Let's start with the basics. What is collagen? It comes from the Greek word (kólla), meaning "glue", and suffix, -gen, denoting "producing," which actually isn't too far off from its physical purpose. In scientific terms, collagen is a protein made from amino acids, specifically glycine, proline, hydroxyproline, and arginine.
Our bodies are complicated machines that, when kept healthy, function in a perpetual fashion. With all of their different substances, whether they be solid, liquid, or gas, it's difficult to gauge or even attempt to deem one of them "most important." Although, if we had to choose one, we might start with collagen as it's the most abundant protein in the body.
There are at least 28 different types of collagen that have been identified so far, but there are certain types of collagen that you'll most often find in supplements due to their desirable benefits. We'll explore the five most common types of collagen, what they're made of, and how to best source them.
However, before we dive into the different types, let's dive into the collagen before it's collagen. All collagen starts as pro collagen.
Your body makes pro collagen by combining two amino acids — glycine and proline. This process uses vitamin C.
To make sure your body is able to produce pro collagen, you'll need plenty of the following nutrients:
- Vitamin C. Large amounts are found in citrus fruits, bell peppers, and strawberries.

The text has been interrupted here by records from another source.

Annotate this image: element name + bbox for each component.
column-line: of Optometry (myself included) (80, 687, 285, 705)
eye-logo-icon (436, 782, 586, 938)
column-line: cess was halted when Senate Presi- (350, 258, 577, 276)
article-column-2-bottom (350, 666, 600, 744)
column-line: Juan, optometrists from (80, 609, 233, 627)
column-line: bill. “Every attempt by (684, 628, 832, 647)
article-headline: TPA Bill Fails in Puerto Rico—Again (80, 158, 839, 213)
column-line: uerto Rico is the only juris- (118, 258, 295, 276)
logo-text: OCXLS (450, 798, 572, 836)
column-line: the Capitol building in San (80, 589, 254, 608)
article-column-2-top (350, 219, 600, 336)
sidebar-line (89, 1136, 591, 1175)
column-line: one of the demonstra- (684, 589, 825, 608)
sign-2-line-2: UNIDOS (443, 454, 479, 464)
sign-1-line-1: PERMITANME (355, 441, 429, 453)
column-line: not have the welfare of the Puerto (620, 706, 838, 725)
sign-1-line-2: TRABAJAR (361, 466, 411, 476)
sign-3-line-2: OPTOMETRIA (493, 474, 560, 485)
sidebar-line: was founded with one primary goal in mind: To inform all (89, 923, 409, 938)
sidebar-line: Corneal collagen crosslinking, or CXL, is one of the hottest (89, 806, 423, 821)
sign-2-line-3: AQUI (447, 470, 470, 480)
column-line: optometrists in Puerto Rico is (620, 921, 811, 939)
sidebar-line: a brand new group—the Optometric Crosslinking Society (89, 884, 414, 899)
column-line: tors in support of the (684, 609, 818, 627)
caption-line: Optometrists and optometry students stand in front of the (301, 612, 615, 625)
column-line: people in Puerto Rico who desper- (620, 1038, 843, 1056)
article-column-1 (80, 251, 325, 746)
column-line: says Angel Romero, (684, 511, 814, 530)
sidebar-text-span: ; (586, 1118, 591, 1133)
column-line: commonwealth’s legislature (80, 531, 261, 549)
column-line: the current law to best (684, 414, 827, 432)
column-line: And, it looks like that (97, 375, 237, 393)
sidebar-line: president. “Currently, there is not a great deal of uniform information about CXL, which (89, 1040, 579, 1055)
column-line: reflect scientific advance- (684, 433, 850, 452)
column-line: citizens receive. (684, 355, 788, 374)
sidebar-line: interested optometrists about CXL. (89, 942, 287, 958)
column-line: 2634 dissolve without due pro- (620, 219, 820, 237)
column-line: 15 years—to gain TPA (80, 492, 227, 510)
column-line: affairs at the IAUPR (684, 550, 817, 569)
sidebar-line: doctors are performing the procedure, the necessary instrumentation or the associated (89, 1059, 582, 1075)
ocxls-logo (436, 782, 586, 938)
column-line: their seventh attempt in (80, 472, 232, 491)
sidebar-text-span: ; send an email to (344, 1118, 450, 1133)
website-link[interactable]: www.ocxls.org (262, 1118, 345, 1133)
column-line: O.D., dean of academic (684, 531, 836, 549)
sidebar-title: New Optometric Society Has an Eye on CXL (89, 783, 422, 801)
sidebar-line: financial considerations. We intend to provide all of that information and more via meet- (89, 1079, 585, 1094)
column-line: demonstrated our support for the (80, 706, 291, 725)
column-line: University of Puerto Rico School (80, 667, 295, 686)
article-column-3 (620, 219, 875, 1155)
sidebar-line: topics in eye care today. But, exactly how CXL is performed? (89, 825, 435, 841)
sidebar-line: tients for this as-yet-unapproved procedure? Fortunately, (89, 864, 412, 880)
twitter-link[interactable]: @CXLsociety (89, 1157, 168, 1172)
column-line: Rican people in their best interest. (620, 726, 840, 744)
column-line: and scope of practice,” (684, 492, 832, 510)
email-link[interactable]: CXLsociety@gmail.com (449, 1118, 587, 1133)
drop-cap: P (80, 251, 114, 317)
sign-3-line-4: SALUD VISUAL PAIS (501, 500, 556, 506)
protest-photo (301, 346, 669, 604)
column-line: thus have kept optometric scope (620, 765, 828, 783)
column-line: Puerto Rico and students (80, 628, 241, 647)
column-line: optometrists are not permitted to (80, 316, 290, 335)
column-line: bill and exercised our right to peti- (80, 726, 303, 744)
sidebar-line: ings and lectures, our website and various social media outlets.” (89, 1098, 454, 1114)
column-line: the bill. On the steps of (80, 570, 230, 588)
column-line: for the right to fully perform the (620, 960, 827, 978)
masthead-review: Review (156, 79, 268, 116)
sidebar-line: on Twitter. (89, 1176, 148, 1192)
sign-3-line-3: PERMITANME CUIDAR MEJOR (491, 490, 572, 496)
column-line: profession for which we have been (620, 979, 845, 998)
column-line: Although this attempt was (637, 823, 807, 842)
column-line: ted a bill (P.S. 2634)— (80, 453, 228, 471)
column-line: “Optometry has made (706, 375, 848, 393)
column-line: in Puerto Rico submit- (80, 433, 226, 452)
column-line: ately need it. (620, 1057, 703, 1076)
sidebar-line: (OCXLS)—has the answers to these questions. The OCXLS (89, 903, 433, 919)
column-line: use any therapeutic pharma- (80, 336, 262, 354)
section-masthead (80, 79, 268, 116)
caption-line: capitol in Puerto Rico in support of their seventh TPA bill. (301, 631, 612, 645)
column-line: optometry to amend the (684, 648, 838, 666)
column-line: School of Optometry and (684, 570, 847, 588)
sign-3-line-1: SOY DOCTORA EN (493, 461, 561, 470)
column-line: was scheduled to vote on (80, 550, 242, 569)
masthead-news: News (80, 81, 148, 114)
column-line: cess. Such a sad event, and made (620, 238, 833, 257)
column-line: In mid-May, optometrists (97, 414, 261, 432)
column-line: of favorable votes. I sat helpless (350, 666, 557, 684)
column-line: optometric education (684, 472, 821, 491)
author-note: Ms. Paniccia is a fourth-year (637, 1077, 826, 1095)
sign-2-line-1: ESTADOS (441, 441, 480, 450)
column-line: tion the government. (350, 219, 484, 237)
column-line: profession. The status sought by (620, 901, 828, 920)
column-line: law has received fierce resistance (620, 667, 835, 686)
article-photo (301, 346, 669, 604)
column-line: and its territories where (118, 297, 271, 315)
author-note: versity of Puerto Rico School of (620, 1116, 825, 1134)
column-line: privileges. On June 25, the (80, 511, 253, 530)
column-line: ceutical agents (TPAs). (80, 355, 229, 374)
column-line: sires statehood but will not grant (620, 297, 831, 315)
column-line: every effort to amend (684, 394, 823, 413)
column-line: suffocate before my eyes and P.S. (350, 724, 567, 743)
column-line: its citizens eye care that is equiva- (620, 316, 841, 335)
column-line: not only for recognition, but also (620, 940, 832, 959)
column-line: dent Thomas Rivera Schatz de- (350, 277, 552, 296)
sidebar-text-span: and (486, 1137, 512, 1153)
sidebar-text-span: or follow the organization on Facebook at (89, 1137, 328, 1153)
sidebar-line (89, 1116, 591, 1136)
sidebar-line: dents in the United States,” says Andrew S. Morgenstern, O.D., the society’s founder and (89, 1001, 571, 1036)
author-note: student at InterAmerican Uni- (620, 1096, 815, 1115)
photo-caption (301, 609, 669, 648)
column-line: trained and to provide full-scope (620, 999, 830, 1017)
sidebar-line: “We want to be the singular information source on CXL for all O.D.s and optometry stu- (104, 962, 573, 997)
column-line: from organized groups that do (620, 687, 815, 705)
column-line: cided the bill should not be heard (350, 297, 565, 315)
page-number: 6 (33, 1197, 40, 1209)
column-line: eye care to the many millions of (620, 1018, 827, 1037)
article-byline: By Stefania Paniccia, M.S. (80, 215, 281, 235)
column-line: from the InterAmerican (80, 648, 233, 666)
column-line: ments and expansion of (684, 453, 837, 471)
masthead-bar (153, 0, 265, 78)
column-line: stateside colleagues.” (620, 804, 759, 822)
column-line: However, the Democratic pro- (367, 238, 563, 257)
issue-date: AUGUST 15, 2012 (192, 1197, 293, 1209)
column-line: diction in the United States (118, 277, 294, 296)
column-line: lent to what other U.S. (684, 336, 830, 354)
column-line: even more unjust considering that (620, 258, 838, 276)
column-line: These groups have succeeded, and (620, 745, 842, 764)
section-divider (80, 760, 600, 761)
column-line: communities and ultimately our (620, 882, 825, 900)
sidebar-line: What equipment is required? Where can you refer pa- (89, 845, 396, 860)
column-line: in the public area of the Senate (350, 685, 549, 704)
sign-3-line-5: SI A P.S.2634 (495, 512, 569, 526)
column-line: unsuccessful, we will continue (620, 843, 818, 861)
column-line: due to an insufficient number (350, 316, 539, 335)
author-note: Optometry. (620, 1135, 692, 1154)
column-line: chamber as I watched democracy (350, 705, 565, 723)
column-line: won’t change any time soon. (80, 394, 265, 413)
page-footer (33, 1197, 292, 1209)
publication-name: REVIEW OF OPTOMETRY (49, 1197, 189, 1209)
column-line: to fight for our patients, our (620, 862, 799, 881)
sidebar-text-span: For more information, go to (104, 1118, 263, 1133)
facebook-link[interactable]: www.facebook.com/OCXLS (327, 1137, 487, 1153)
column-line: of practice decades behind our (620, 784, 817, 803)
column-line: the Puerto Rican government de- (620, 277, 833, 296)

- Proline. Large amounts are found in egg whites, wheat germ, dairy products, cabbage, asparagus, and mushrooms.
- Glycine. Large amounts are found in pork skin, chicken skin, and gelatin, but glycine is also found in various protein-containing foods.
- Copper. Large amounts are found in organ meats, sesame seeds, cocoa powder, cashews, and lentils.
Additionally, your body needs high-quality, vital proteins that contain the amino acids needed to make new proteins. Meat, poultry, seafood, dairy, legumes, and tofu are all excellent sources of amino acids.
The short-chain amino acids found in collagen peptides are easy to digest, highly-bioavailable (meaning your body can make full use of them), and they're also a rich source of important amino acids such as glycine, proline, and glutamine to name a few – which are necessary for detoxification and immune function. Hydrolyzed collagen is a popular ingredient considered to be an antioxidant.